Los rasgos que denotan los afanes de reproducir la anatomía humana son los siguientes. La cabeza muestra deformación craneana, pero no es alta en exceso, ni tan rectangular, sus bordes superiores están redondeados. Se ven las cejas y los párpados modelados como formas relevadas; las mejillas sobresalen redondeadas e incluso ciertos hundimientos a los lados de la boca esbozan una sonrisa; la boca tiene las comisuras hacia arriba y hay un intento de figurar los labios; la barbilla está presente con una inclinación “normal” y el cuello se figuró; en cada mano se marcaron cinco dedos largos; en el torso destacan las costillas y la vulva; las piernas están torneadas; los pies destacan con los huesos maléolos sobresalientes y los dedos señalados individualmente, incluso con uñas. En la vista posterior, resaltan los omóplatos y los glúteos, y una depresión lineal señala la columna vertebral.
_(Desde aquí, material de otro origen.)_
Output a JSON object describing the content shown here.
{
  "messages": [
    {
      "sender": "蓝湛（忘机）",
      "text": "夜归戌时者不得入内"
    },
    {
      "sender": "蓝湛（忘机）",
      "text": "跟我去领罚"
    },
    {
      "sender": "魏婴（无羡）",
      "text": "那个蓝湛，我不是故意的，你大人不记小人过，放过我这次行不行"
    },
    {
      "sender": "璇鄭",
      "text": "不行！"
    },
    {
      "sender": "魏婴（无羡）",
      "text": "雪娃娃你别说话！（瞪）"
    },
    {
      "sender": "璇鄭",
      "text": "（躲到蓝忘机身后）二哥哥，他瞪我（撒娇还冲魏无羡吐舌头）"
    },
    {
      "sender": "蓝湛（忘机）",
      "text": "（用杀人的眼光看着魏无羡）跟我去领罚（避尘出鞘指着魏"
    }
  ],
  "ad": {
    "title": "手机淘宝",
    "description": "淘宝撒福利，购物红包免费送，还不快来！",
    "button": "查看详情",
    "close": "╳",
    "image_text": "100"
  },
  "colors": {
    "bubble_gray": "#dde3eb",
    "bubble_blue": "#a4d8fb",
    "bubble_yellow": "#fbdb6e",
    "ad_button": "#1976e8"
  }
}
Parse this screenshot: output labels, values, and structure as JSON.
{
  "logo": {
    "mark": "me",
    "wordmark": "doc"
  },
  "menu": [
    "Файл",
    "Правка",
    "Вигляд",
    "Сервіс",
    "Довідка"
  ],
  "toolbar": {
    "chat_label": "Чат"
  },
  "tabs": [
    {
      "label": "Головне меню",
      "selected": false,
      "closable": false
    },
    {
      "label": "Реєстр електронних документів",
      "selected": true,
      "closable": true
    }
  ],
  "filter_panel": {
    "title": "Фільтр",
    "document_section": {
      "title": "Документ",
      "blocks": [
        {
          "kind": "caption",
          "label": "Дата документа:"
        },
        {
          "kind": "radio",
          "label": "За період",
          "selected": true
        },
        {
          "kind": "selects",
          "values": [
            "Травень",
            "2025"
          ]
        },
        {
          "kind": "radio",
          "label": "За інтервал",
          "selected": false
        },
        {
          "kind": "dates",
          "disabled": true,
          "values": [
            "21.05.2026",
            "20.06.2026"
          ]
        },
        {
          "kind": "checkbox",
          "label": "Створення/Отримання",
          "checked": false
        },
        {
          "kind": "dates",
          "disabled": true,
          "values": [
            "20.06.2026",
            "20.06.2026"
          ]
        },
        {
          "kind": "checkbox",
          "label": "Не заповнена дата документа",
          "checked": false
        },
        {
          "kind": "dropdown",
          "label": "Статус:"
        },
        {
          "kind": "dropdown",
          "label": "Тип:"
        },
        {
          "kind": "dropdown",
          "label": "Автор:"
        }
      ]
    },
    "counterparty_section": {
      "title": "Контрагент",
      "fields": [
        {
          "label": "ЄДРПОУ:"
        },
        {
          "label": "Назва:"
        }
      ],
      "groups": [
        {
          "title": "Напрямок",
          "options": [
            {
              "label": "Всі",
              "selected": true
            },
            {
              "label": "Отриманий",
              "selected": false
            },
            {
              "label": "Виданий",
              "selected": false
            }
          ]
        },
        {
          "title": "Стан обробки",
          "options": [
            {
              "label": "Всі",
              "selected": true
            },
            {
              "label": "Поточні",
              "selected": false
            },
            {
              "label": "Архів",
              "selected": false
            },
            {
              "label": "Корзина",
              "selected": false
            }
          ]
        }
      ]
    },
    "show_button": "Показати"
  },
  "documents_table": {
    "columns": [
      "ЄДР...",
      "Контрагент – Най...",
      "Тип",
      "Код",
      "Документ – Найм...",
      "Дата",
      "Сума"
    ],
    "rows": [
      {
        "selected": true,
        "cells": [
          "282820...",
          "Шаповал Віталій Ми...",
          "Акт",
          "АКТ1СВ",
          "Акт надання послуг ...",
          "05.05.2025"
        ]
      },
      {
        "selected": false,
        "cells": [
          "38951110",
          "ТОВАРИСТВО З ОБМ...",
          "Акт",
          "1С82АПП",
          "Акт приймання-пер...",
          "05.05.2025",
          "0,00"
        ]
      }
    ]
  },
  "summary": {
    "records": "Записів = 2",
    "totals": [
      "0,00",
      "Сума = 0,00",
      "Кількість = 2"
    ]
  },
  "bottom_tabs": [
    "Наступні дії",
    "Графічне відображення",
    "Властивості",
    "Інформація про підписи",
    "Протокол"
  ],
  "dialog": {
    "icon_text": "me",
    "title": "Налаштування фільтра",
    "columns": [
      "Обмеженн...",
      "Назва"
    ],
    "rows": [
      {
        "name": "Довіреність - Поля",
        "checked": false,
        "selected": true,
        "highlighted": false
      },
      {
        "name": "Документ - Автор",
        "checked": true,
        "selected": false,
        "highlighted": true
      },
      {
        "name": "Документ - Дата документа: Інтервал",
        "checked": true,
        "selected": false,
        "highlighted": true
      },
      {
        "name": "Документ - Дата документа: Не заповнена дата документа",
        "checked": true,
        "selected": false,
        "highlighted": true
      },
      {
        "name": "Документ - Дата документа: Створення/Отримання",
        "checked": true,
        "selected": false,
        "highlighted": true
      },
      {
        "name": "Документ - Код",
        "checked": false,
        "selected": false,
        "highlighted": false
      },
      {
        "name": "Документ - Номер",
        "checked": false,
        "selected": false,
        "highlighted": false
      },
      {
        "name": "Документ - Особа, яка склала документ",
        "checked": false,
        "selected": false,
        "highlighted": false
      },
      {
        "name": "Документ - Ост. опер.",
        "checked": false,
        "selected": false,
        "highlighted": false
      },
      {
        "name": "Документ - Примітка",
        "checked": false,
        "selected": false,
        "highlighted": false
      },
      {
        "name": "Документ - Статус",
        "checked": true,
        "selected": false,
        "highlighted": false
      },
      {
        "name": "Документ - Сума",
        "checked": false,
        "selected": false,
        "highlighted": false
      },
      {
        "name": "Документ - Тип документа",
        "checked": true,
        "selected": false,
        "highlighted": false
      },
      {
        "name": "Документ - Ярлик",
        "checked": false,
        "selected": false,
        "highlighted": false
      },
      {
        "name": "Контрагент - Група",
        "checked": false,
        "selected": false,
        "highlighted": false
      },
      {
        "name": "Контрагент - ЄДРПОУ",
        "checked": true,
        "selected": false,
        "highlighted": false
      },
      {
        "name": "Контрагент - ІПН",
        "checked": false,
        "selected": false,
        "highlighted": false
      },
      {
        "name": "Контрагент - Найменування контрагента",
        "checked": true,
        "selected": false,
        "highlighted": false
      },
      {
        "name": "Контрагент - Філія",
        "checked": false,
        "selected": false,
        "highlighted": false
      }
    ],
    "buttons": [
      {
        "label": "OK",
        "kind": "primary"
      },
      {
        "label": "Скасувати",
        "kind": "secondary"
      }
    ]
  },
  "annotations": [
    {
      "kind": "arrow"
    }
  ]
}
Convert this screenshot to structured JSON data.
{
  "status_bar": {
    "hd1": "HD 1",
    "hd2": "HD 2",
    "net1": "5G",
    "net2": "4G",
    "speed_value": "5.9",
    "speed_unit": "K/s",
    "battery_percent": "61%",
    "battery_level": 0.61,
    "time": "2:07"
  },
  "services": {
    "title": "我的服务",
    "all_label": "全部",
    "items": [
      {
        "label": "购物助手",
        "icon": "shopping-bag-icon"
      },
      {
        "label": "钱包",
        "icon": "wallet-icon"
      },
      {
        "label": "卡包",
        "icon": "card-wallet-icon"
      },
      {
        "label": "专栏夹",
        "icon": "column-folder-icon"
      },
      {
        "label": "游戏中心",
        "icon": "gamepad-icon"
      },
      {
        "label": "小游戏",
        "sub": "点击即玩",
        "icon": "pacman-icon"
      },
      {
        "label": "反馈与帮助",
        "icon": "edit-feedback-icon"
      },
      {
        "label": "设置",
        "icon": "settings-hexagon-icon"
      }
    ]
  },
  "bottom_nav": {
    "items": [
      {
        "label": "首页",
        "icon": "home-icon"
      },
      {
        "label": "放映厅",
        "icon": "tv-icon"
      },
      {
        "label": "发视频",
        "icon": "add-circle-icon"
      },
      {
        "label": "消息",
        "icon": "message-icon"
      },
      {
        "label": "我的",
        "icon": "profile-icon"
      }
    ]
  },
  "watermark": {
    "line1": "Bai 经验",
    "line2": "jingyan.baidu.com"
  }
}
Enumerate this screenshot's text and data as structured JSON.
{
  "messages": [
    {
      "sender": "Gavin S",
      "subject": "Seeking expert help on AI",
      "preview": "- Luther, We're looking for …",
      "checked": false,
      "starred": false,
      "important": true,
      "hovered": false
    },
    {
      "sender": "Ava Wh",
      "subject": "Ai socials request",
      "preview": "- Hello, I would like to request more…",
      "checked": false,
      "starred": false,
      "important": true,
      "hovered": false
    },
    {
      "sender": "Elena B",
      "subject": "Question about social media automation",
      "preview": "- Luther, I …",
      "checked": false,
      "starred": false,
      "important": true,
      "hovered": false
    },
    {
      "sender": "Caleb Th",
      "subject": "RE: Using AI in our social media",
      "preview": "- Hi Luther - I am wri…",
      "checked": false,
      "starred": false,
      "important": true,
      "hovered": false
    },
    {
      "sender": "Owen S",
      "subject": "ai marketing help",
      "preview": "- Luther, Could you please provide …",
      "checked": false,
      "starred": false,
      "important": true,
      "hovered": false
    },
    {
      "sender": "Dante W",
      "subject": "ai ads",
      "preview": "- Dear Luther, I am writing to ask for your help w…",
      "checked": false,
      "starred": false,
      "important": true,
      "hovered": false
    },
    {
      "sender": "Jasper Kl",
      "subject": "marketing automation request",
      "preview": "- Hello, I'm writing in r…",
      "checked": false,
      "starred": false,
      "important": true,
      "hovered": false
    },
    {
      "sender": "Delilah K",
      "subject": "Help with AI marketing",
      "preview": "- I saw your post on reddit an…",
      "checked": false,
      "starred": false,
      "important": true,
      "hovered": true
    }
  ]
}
Es muy factible que, ante el reto de plasmar formas novedosas en el marco de cierta tradición y convenciones artísticas, un hábil artífice resultara poco eficaz. Se plantea como hipótesis que detrás de los afanes realistas descritos existía una labor de imitación de una escultura de otra latitud y adscripción cultural, y no un modelo natural.
Se trataría de una obra del estilo Ameca-Etzatlán, propio de la cultura de las tumbas de tiro, cuyo desarrollo en las actuales entidades de Nayarit, Jalisco, Colima y partes colindantes de Zacatecas y Michoacán, entre los años 300 a.C. y 600 d.C., fue contemporáneo en parte y geográficamente cercano a la cultura Chupícuaro, en el sureste de Guanajuato; además, el río Lerma sirvió como una clara vía de enlace.
El estilo Ameca-Etzatlán se produjo en los valles centrales de Jalisco y es uno de los más destacados de dicha cultura. La colección del Museo Amparo resguarda ejemplares sobresalientes. En particular, en la pieza Chupícuaro que vemos, identifico como rasgos de ese estilo foráneo la ausencia de decoración geométrica en el cuerpo; el modelado de las cejas, los párpados, labios y nalgas; el detalle en los dedos de manos y sobre todo en las uñas de los pies; asimismo coinciden los colores rojo y crema de la superficie.
La comparación formal anterior expone la posibilidad de que esta obra, con realismo no del todo logrado, testimonie lazos históricos entre dos renombradas culturas del Occidente mesoamericano.